Rupert Everett is back in ‘Wild Target’
He then starred opposite Madonna, another real-life pal, in “The Next Best Thing,” and received rave reviews for his inspired turn as the witty and naughty Algernon “Algy” Moncrieff in the 2002 film “The Importance of Being Earnest.”
Despite voicing characters in the animated blockbuster “Shrek 2” and in “The Chronicles of Narnia: The Lion, the Witch and the Wardrobe,” Everett has kept a fairly low profile in recent years, especially in public.
Now, he is back in a new British comedy, “Wild Target,” currently playing in U.S. theaters. Directed by Jonathan Lynn (“My Cousin Vinny”) it stars Everett as an art-loving thug who buys a Rembrandt only to discover it’s fake.
Q. Isn’t Wild Target based on a French film?
A. Yes, but it’s a very English film the way it’s done and reminds me of the old Ealing comedies. It’s got the charm and characters and a fabulous cast. Emily Blunt, who was in “The Devil Wears Prada,” is a fantastic comedian - she’s the one who cons me with the fake, and there’s Bill Nighy and Eileen Atkins.
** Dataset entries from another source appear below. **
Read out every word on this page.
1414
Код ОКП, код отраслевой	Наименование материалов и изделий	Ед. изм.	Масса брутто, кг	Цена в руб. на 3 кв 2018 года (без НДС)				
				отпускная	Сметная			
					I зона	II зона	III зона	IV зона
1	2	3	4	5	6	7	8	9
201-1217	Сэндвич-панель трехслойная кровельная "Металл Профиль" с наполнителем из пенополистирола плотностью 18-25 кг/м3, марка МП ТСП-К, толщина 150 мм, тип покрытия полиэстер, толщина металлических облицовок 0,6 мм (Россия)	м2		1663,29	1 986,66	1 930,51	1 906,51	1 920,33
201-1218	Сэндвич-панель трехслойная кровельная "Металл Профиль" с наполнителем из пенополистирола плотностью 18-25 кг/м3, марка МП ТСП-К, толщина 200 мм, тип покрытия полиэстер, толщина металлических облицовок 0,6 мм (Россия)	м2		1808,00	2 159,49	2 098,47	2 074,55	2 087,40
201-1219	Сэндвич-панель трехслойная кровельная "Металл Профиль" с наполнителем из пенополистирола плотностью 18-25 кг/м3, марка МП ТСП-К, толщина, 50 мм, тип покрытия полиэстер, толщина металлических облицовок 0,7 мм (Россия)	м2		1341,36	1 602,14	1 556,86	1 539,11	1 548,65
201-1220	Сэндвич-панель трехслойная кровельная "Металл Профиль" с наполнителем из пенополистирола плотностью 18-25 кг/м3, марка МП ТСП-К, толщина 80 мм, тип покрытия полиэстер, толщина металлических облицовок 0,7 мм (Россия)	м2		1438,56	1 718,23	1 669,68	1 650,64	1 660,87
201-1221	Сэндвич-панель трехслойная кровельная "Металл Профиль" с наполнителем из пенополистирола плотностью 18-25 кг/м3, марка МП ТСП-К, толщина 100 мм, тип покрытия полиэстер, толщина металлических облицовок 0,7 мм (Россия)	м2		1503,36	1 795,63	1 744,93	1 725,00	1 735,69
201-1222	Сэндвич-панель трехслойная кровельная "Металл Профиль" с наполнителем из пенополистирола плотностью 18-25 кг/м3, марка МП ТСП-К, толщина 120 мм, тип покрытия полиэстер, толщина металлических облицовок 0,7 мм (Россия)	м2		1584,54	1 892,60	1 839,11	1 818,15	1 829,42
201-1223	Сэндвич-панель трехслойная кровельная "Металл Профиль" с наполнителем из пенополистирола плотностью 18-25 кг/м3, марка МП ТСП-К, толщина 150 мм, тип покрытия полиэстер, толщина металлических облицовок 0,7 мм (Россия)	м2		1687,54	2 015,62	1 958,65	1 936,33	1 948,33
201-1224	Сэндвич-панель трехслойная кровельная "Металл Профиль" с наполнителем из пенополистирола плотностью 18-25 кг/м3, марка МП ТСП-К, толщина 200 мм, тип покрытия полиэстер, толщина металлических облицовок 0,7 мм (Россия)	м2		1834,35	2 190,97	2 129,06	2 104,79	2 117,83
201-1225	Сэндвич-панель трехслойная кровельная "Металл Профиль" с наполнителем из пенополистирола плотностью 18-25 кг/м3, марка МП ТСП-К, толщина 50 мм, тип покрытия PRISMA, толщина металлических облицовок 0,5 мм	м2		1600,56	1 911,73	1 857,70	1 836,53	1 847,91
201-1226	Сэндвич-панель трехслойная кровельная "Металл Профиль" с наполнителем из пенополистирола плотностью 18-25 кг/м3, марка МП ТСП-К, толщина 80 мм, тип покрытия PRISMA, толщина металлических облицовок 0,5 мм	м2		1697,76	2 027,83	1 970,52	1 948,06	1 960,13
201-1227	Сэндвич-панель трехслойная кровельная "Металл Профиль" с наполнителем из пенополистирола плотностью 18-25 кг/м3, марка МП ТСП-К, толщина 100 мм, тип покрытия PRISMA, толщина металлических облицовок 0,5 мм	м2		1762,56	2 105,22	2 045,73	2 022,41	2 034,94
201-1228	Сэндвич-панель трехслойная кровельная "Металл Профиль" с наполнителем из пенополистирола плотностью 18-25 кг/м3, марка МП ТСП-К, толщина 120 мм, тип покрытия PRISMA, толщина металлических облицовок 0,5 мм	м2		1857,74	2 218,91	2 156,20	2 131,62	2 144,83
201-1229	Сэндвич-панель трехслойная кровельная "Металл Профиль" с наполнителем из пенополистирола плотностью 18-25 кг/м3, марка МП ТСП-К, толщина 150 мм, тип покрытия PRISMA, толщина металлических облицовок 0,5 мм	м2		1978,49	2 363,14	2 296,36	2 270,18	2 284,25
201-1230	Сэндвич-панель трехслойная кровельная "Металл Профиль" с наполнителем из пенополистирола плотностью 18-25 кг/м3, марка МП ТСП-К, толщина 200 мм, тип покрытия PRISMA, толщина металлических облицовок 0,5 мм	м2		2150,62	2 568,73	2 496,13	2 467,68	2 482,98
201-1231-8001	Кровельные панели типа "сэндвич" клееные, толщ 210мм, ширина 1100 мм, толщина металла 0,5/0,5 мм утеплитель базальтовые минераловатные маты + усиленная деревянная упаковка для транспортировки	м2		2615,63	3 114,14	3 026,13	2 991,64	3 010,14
I didn’t actually know any of them, but we had a great time together.
You seemed to have a lot of fun playing Ferguson, this art-loving gangster.
I did because it’s so well-written and Jonathan is so good with comedy. Ferguson’s this typical old-school villain with no morals at all, and he’s rather ridiculous, quite funny, and extremely angry. Villains are always more fun to play.
Is it true you were offered the film just a week before shooting began?
Yes, it all happened very suddenly. I’m usually quite indecisive, so it’s much easier when you don’t have too long to think about it and worry.
You’ve been out of the spotlight in recent years. Is it because of your indecision with roles and projects?
No, it’s just that I haven’t found any good roles recently, and roles that are available. Our choices are always dependent first on what’s out there, and in slow times you have to jump on the good things when they come along, like this one.
And acting is always a pretty precarious profession.
Exactly. It’s very unstable, no matter who you are and how successful you are.
Do you ever get dispirited?
No, but I do feel it’s a very weird way to make a living. It’s ideal for someone who’s very young, as you have to retain inside of yourself the outlook and spirit of an 18-year-old to cope with it because that’s only time in your life really when life is pure fun. At that age, anything is possible. But, say you’re a 65-year-old actor running out of the house to go to an audition on a bus, without thinking twice that, for a man of 65, it’d be much nicer not to be living on that kind of knife edge, then it’s exhausting and draining.
Where do you live now?
London. I was in New York for the last four years, and then my father became unwell and I wanted to be closer, so I moved back and I love it.
You’ve also written several books, including “The Hairdressers of St. Tropez.” Are you still writing?
Yes, I’m busy writing a television series called “Boy Band,” about a boy band, and the second part of my autobiography, titled “Goodwood, Pinewood, Hollywood and Bollywood.” And I’ve written a script about Oscar Wilde that I’m going to direct and act in, as Oscar. It’s set in Paris and Italy after he came out of prison. I’m dealing with financing, which takes forever.”
You’ve always been a huge Oscar Wilde fan, haven’t you?
Huge! He’s a genius. It’s a great story to tell and the whole story of his life is very moving to me, being such a big star, being such a snob, and at the same time showing off his genius too much. I think he was probably a fairly unpleasant man. I imagine him as this very clammy, overweight man with sausage-like fingers and bad breath, and really, really pleased with himself, wearing those hideous violin-shaped suits he invented. And then there’s the sheer craziness of him. I’m a bit nervous about directing for the first time, but excited.